The lecturer had evidently been told that I was the only Socialist in the village, and he called upon me to say a few words. I have no doubt that later he regretted calling upon me.

"The speaker is modest in his demands," I said. "He has told you what Labour is asking for, and now I'll tell you what I think Labour _should_ ask for. Labour's chief aim should be to make the Trade Unions blackleg proof. When they have roped in all the workers they will be able to command anything they like. They should then go to the State and say: 'We want to join forces with the State. Capitalism is un-Christlike, and wasteful, and we must destroy it. We propose to take over the whole concern ourselves; we propose to abolish Rent, Interest, and Profit ... and Wagery. At present we are selling our labour to the highest bidder, and in the process we are selling our souls along with our bodies. Each industry will conduct its own business, not for profit but for social service; no shareholders will live on our labour; we shall give our members pay instead of wages.'

"Gentlemen, I call an organisation of this kind a Guild, but you can call it what you like. It is the only organisation that will abolish wagery, that is, will prohibit labour from being a commodity obeying the Laws of Supply and Demand."

"What about nationalisation of land and mines and railways?" said the official. "These are on our programme, and they will revolutionise industry."

"Hand over the mines and the railways to the State," I said, "and you have State capitalism. You won't abolish wages; you'll buy the mines and railways, and you'll draw your wages from what is left over after the interest due to the late shareholders is paid."

"Ah!" he interrupted, "you want to confiscate?"

"If necessary, certainly. We have conscripted life because the State required men to give their lives; why not conscript wealth in the same way? The State requires the wealth of the rich, not only for the purpose of paying for the war; it requires it to pay for the peace to come."

"Control of industry by producers has always failed," he said. "_The New Statesman_ Supplement on the Control of Industry proved this conclusively."

"Of course it has always failed," I said. "Flying always failed, but the aeroplane experimenters did not sit down and wail: 'It's absolutely no good; men have always failed to fly.' If the Railway Trade Union got the offer of the whole railway system to-morrow to run as it pleased it would make a bonny hash of it. Why? Because management is a skilled business.

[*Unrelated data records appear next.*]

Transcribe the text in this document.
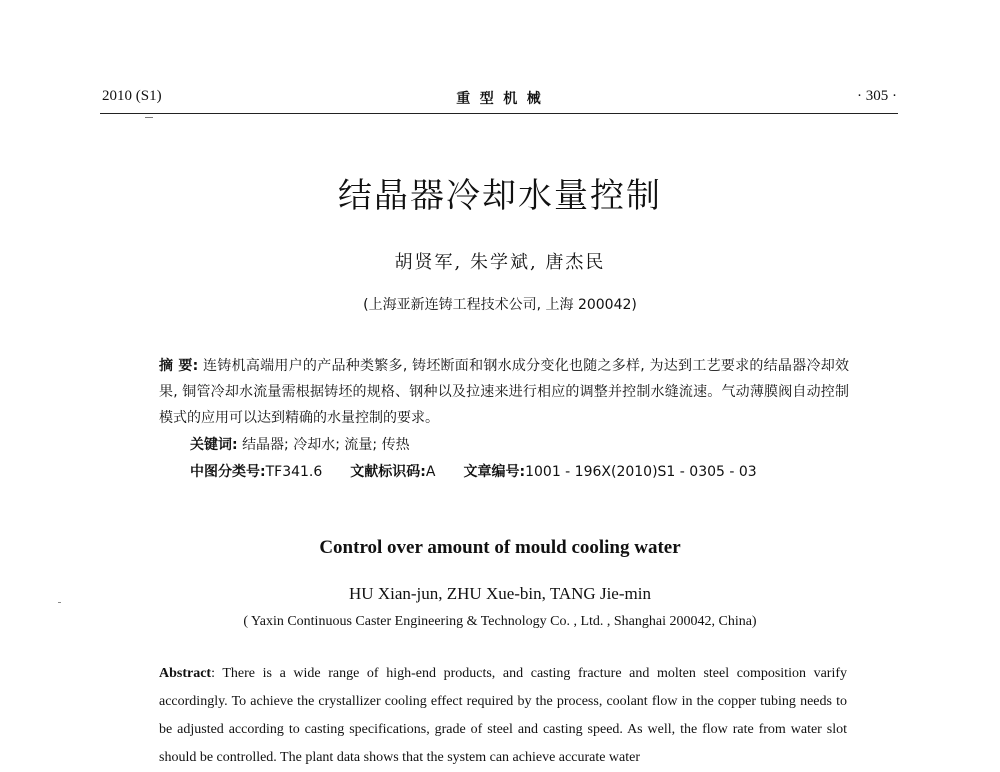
2010 (S1)	重 型 机 械	· 305 ·
结晶器冷却水量控制
胡贤军, 朱学斌, 唐杰民
(上海亚新连铸工程技术公司, 上海 200042)
摘 要: 连铸机高端用户的产品种类繁多, 铸坯断面和钢水成分变化也随之多样, 为达到工艺要求的结晶器冷却效果, 铜管冷却水流量需根据铸坯的规格、钢种以及拉速来进行相应的调整并控制水缝流速。气动薄膜阀自动控制模式的应用可以达到精确的水量控制的要求。
关键词: 结晶器; 冷却水; 流量; 传热
中图分类号:TF341.6 文献标识码:A 文章编号:1001 - 196X(2010)S1 - 0305 - 03
Control over amount of mould cooling water
HU Xian-jun, ZHU Xue-bin, TANG Jie-min
( Yaxin Continuous Caster Engineering & Technology Co. , Ltd. , Shanghai 200042, China)
Abstract: There is a wide range of high-end products, and casting fracture and molten steel composition varify accordingly. To achieve the crystallizer cooling effect required by the process, coolant flow in the copper tubing needs to be adjusted according to casting specifications, grade of steel and casting speed. As well, the flow rate from water slot should be controlled. The plant data shows that the system can achieve accurate water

But if the salaried railway officials had the vision to see that their interests lay with the men instead of with the masters, then you would find a difference. The Trade Unions without the salaried officials are useless.

"I read the Supplement you mention. One of the causes of failure given was that the producers had an interest in the plant and they were always unwilling to scrap machinery in order to introduce better machines."

"That's quite true," he nodded.

"Is it? Why does Bruce the linen manufacturer in the neighbouring town here scrap comparatively new machinery when better inventions come out? He has an interest in the plant, hasn't he? Why then does he not stick to the old methods?"

"He knows that he will gain in the end."

"Exactly. And a society of workers running their own business would not have the gumption to see that the new methods would be a gain in the end?"

"The fact remains that they have tried and failed," he said.